Bonjour...
Vous vous souvenez de moi?
Non?
Rappelez-vous...
Une petite boule de chair et de piquants... L'autre jour, vers deux
heures du matin, sur la départementale 124... Mais si... Vous m'avez vu
un instant dans la lumière de vos phares, et vous avez même entendu le
bruit de mes entrailles éclatant sous le poids de vos roues.
Oui...
Je suis le petit hérisson que vous avez écrasé, sans un remords... Le
petit hérisson qui a agonisé de longues heures sur le bitume glacial,
en regardant ses propres organes répandus... Le petit hérisson qui est
mort un peu avant l'aube, après qu'une autre voiture lui est passée
dessus.
Je suis le petit hérisson écrasé, vidé de ses tripes,
par un conducteur à moitié ivre, roulant à 130 km à l'heure sur la
départementale 124. Je suis le petit hérisson qui ne demandait rien
d'autre que de traverser en paix cette route pour rejoindre sa famille.
Je suis le petit hérisson assassiné, supplicié.
Vous n'avez
pas eu la moindre pensée compatissante pour mon calvaire, ma douleur,
pour tout ce que j'ai ressenti... La mort, l'idée que je ne reverrai
jamais mes petits, mes petits que vous écraserez un jour de la même
manière.
Peut-être l'avez-vous fait exprès... Par plaisir.
Vous rêvez de faucher un enfant sur un passage clouté, de percuter un
landau, mais vous n'osez pas. Vous avez peur de la justice des hommes.
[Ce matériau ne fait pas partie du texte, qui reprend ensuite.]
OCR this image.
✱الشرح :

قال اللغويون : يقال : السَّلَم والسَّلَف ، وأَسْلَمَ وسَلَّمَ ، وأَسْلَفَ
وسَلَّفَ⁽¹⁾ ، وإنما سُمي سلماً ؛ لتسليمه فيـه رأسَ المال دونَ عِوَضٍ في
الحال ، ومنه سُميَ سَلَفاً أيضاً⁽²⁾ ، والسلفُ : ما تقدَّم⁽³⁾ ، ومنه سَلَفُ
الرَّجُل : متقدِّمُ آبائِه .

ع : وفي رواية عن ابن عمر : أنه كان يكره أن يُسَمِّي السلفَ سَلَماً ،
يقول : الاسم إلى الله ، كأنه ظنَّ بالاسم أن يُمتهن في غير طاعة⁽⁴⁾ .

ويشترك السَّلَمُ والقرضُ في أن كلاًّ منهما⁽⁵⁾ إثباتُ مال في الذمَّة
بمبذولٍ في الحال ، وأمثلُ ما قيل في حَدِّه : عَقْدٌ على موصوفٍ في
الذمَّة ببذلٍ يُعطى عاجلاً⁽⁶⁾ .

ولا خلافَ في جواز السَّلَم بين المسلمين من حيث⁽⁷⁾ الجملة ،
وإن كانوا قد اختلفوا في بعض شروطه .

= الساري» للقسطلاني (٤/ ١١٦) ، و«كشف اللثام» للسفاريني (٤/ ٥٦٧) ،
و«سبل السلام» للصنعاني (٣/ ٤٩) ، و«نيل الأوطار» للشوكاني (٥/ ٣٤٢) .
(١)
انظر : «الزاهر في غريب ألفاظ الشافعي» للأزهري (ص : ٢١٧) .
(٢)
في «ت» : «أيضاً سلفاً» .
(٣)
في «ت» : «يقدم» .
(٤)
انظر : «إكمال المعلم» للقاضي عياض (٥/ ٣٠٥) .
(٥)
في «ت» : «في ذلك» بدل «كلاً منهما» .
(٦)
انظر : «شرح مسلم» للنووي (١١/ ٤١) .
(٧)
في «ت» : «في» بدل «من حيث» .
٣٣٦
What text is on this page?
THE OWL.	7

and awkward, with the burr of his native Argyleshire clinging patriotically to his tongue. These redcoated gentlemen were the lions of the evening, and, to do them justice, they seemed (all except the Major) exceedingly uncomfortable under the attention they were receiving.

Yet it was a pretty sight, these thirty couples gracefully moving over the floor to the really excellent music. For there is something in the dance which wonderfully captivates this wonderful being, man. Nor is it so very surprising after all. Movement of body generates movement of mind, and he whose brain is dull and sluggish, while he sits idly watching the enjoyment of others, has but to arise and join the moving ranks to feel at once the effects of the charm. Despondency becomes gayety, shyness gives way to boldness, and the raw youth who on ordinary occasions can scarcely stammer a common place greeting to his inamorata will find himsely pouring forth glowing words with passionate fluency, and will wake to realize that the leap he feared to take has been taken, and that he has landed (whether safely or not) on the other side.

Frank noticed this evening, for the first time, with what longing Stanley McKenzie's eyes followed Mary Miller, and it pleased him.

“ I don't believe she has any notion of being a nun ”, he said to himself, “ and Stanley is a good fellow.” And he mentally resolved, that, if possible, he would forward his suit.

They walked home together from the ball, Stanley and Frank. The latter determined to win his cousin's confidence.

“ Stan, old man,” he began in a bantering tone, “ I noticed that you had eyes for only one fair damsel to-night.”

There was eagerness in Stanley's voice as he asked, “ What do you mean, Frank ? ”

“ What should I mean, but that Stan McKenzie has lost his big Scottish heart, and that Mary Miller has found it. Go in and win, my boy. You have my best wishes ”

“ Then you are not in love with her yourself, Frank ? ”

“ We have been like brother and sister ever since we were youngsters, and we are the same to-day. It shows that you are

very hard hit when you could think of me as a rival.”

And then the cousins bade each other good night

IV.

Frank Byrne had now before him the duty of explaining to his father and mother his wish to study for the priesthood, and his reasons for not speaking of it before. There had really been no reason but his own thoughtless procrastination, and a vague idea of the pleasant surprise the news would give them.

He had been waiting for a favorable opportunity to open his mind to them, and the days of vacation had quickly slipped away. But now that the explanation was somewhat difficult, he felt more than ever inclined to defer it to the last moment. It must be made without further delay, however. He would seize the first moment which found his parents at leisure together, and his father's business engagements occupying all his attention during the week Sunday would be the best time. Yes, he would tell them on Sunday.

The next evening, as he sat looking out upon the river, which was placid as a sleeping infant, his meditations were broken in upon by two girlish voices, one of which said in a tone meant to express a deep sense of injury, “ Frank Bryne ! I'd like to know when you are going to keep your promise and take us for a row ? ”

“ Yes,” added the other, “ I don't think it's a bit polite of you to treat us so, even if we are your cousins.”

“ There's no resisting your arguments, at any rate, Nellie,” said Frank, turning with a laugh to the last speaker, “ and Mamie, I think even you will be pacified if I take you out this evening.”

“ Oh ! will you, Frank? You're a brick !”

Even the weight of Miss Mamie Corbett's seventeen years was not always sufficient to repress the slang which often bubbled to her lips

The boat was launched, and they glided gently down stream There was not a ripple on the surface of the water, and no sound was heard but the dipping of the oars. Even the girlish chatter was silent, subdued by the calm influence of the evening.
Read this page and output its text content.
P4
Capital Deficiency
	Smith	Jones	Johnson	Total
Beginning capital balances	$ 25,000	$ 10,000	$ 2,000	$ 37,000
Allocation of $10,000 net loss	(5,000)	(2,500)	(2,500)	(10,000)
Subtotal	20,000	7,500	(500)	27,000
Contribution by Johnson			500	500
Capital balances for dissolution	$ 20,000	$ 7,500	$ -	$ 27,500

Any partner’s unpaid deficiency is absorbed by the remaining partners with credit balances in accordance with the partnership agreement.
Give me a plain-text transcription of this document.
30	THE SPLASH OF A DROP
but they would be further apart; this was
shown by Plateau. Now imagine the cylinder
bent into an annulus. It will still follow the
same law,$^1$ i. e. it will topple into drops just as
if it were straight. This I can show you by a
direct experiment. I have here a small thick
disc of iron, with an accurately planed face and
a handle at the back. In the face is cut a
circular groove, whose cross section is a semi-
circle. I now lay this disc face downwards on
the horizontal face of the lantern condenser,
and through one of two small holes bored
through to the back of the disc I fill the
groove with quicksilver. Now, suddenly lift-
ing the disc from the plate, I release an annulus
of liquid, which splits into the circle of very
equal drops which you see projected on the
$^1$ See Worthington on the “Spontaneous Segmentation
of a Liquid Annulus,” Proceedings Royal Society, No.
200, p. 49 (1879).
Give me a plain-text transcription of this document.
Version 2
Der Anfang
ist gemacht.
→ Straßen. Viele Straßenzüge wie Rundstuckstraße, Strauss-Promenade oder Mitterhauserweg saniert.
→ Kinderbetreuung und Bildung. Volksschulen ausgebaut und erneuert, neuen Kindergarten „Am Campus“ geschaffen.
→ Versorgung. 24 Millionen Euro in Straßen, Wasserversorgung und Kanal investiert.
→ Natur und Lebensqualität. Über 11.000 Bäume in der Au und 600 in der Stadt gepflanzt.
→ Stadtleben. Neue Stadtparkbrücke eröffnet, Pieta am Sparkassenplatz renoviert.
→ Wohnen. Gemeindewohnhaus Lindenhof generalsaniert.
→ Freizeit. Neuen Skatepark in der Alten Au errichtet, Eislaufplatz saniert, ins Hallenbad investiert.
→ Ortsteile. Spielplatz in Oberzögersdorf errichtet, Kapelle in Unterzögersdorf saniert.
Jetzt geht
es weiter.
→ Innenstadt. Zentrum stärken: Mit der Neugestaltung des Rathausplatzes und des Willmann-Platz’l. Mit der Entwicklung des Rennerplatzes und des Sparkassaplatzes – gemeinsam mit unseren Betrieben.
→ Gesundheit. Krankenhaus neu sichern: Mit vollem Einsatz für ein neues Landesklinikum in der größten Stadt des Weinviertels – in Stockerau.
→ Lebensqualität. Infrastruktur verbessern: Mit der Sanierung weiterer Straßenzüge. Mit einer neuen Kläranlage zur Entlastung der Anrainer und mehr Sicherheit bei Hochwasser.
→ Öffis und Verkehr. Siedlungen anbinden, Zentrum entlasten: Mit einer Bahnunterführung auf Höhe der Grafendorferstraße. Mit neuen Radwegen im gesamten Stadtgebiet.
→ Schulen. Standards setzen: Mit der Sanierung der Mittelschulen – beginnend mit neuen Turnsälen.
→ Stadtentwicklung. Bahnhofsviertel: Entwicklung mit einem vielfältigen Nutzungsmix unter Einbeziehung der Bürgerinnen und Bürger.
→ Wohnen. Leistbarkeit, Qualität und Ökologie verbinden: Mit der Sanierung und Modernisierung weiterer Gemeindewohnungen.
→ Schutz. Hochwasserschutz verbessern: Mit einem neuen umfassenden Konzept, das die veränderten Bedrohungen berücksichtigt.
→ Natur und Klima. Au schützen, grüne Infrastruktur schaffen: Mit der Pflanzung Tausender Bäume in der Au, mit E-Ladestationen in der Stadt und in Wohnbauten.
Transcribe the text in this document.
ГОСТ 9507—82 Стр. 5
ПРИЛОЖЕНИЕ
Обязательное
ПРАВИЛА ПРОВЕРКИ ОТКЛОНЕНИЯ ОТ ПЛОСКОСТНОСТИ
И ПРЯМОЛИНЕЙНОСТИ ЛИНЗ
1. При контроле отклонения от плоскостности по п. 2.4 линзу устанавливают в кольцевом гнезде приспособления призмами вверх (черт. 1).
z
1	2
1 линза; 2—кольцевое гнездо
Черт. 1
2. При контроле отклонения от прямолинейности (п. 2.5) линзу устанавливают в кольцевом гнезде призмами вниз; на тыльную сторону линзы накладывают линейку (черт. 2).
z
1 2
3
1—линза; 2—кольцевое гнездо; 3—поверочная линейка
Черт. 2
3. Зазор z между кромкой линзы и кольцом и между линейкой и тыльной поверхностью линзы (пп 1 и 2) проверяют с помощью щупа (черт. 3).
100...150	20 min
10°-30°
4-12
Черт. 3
Alors, vous écrasez les hérissons.
Mais vous ignorez que les hérissons ont leur propre justice, et qu'elle vaut bien celle des hommes.
J'habite
à présent votre voiture. J'habiterai toutes vos voitures. Et ma voix,
mes cris, retentiront jusqu'à vous rendre fou. Un jour, vous perdrez le
contrôle, et finirez contre un arbre, les jambes brisées, le visage
arraché.
Vous souffrirez comme j'ai souffert.
Et la mort ne viendra pas vous délivrer. Car les hommes soignent leurs blessés. Ils vous soigneront.
Et dans votre fauteuil roulant, vous m'entendrez encore.